Calculation for Continuous Series:
$ Q_1 = l + \frac{\frac{N}{4} - cf}{f} \times h \quad \text{and} \quad Q_3 = l + \frac{\frac{3N}{4} - cf}{f} \times h $
(where l, cf, f, h correspond to the respective quartile class)
Mode
The Mode is the value that occurs most frequently in a dataset. It is the value with the highest frequency. A dataset can have one mode (unimodal), two modes (bimodal), more than two modes (multimodal), or no mode at all.
Computation Of Mode
Discrete Series
The mode can be found by simple inspection. It is the value of the variable ($x$) that corresponds to the highest frequency.
Continuous Series
- Identify the modal class, which is the class interval with the highest frequency.
- Apply the following formula:
Formula:
$ \text{Mode} = l + \frac{f_1 - f_0}{2f_1 - f_0 - f_2} \times h $
where,
- $l$ = lower limit of the modal class
- $f_1$ = frequency of the modal class
- $f_0$ = frequency of the class preceding the modal class
- $f_2$ = frequency of the class succeeding the modal class
- $h$ = class width
Example 5. Using the data from Example 3, calculate the mode.
Answer:
From the table, the highest frequency is 15, which corresponds to the class interval 20-30. This is the modal class.
$l=20$, $f_1=15$ (frequency of modal class), $f_0=12$ (frequency of preceding class), $f_2=10$ (frequency of succeeding class), $h=10$.

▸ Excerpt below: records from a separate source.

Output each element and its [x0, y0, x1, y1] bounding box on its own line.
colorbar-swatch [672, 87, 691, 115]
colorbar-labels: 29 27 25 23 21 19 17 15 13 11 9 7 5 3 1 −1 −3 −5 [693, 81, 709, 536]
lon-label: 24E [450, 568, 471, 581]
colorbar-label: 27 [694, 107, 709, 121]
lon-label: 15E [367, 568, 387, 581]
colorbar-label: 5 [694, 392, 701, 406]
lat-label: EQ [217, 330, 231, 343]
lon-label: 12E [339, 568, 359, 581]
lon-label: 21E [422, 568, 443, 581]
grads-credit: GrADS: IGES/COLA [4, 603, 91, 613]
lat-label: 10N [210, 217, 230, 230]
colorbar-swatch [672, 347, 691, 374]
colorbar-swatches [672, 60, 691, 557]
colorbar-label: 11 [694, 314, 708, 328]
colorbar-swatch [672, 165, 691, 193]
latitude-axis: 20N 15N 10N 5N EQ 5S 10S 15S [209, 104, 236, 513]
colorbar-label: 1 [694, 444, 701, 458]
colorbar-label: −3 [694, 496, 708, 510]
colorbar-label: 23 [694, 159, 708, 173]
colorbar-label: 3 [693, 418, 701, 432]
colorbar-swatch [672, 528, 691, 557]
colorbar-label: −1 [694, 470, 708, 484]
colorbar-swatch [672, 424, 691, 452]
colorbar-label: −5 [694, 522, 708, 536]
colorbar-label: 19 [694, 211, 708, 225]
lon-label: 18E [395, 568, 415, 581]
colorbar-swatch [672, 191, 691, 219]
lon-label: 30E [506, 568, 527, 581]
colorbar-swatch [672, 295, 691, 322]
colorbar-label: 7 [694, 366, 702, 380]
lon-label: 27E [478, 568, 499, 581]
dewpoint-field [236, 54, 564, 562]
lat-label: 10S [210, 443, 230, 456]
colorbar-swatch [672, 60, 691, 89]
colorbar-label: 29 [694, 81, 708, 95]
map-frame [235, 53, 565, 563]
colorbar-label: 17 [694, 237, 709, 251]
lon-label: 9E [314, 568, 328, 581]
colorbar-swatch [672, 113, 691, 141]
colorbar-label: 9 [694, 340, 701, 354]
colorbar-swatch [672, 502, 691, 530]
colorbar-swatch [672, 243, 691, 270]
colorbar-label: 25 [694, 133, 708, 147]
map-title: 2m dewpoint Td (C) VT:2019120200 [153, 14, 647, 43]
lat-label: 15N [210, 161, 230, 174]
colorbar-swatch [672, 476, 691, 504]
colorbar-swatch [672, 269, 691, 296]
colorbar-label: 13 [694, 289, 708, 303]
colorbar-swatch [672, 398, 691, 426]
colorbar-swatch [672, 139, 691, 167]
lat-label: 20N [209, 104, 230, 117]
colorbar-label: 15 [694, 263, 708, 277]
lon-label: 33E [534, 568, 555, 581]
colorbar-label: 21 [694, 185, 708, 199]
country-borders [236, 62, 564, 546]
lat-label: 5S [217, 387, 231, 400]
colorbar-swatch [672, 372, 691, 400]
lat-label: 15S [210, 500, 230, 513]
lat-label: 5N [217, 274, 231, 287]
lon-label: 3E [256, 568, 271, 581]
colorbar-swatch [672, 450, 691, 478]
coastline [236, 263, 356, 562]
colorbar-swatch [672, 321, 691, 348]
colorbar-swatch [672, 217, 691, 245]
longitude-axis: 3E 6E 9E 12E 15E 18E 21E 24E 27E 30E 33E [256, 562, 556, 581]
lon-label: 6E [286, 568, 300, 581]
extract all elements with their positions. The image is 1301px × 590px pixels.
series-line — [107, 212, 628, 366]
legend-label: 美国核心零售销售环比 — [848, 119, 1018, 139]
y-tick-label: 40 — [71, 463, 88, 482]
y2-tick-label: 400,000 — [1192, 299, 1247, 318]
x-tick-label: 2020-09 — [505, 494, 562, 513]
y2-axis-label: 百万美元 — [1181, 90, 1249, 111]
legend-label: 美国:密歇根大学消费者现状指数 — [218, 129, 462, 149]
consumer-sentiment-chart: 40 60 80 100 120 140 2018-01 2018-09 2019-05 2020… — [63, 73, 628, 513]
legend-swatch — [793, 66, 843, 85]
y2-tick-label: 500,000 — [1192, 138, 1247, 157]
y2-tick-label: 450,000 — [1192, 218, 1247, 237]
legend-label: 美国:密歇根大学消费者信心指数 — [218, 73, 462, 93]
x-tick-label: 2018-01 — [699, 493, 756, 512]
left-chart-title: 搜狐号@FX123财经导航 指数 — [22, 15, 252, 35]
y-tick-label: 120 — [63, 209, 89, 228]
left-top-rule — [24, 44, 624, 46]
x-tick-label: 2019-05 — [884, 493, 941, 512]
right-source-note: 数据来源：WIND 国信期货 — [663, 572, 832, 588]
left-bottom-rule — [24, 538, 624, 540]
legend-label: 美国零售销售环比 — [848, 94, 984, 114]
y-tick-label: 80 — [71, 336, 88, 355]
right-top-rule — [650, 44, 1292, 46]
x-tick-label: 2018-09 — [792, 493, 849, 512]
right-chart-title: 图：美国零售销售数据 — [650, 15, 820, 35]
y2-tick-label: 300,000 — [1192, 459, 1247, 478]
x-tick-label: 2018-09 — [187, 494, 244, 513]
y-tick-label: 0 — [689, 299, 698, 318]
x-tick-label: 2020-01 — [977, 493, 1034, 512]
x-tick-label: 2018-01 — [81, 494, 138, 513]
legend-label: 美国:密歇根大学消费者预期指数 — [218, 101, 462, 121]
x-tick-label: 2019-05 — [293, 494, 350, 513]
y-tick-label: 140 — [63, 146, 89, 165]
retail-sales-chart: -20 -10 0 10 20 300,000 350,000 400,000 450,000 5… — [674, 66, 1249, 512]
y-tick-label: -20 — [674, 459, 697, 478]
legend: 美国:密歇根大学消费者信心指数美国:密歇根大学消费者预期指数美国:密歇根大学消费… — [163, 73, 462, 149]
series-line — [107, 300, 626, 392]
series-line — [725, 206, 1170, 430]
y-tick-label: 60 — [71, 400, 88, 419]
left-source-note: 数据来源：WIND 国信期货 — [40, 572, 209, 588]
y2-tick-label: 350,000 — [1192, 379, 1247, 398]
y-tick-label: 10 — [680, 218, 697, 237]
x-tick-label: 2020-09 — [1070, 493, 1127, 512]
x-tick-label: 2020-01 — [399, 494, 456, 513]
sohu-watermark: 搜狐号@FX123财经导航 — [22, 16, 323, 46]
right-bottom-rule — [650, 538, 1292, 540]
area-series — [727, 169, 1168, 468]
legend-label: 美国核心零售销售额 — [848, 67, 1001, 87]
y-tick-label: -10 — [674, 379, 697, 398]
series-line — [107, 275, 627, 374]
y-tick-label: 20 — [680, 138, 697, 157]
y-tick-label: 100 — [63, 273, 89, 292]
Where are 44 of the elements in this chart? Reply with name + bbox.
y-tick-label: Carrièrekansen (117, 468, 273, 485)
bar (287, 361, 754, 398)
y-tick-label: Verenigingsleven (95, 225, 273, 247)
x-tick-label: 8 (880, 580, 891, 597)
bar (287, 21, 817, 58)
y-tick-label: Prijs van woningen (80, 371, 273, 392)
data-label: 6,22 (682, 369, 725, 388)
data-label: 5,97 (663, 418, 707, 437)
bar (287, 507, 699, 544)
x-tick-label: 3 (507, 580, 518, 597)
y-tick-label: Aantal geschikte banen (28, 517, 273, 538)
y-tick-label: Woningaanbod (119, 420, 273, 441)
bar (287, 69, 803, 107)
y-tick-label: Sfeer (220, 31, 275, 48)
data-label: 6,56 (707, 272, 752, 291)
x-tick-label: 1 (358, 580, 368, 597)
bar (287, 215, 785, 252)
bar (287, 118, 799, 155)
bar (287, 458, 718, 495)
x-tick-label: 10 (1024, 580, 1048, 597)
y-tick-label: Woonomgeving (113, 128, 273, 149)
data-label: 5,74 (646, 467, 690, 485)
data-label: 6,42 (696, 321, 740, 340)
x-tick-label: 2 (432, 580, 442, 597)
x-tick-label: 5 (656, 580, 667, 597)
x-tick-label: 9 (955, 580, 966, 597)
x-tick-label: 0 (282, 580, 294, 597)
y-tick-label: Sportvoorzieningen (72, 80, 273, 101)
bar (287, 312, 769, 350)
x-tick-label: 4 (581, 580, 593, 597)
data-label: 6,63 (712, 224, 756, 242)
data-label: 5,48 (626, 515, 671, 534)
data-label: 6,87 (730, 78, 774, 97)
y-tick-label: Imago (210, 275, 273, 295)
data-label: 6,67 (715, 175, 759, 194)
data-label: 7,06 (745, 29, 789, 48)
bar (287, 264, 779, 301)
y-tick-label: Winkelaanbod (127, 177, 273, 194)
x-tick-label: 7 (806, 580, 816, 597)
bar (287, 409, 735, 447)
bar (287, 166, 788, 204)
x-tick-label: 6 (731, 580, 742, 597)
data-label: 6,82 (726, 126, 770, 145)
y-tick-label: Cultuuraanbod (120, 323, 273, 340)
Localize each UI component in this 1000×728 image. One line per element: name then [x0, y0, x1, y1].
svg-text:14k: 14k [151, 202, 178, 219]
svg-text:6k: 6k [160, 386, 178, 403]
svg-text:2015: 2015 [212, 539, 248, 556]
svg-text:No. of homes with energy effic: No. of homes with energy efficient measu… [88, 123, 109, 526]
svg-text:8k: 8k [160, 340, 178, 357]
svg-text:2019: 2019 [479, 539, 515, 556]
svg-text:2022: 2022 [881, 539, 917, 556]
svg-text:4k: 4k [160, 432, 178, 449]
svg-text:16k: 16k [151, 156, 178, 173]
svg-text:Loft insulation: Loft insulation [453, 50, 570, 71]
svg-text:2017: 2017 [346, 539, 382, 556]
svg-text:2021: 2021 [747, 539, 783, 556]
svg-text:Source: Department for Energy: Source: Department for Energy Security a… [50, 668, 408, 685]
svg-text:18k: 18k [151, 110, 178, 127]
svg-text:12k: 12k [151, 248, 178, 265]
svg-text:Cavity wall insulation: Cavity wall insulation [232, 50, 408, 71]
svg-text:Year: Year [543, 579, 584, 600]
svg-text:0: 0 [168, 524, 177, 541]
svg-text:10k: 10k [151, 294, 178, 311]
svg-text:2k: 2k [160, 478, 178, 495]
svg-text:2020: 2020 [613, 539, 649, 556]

$ \text{Mode} = 20 + \frac{15 - 12}{2(15) - 12 - 10} \times 10 = 20 + \frac{3}{30 - 22} \times 10 = 20 + \frac{3}{8} \times 10 $
$ \text{Mode} = 20 + \frac{30}{8} = 20 + 3.75 = 23.75 $
The modal marks are 23.75.
Relative Position Of Arithmetic Mean, Median And Mode
The relationship between mean, median, and mode depends on the shape of the frequency distribution.
- Symmetrical Distribution: In a perfectly symmetrical distribution, the values of mean, median, and mode are equal. (Mean = Median = Mode).
- Asymmetrical (Skewed) Distribution:
- Positively Skewed Distribution: The distribution has a long tail to the right. The relationship is: Mean > Median > Mode.
- Negatively Skewed Distribution: The distribution has a long tail to the left. The relationship is: Mean < Median < Mode.
- Positively Skewed Distribution: The distribution has a long tail to the right. The relationship is: Mean > Median > Mode.
For moderately asymmetrical distributions, there is an empirical relationship between the three measures, given by Karl Pearson:
$ \text{Mode} = 3 \times \text{Median} - 2 \times \text{Mean} $
Using the values from our examples: Mean=25.8, Median=25.33, Mode=23.75. $ 3(25.33) - 2(25.8) = 75.99 - 51.6 = 24.39 $. This is reasonably close to our calculated mode of 23.75.
Conclusion
Measures of central tendency are indispensable tools in statistics for summarising a dataset with a single value. Each measure—Arithmetic Mean, Median, and Mode—provides a different perspective on the "center" of the data.
- The Mean is a comprehensive measure as it uses every value in the dataset, but it is sensitive to outliers.
- The Median is a robust measure of position, ideal for skewed distributions or data with extreme values.
- The Mode identifies the most typical or frequent value in a dataset and is the only measure that can be used for categorical data.
The choice of which measure to use depends on the nature of the data and the objective of the analysis. A thorough understanding of these measures allows a researcher to accurately describe and compare datasets, forming the foundation for more advanced statistical inference.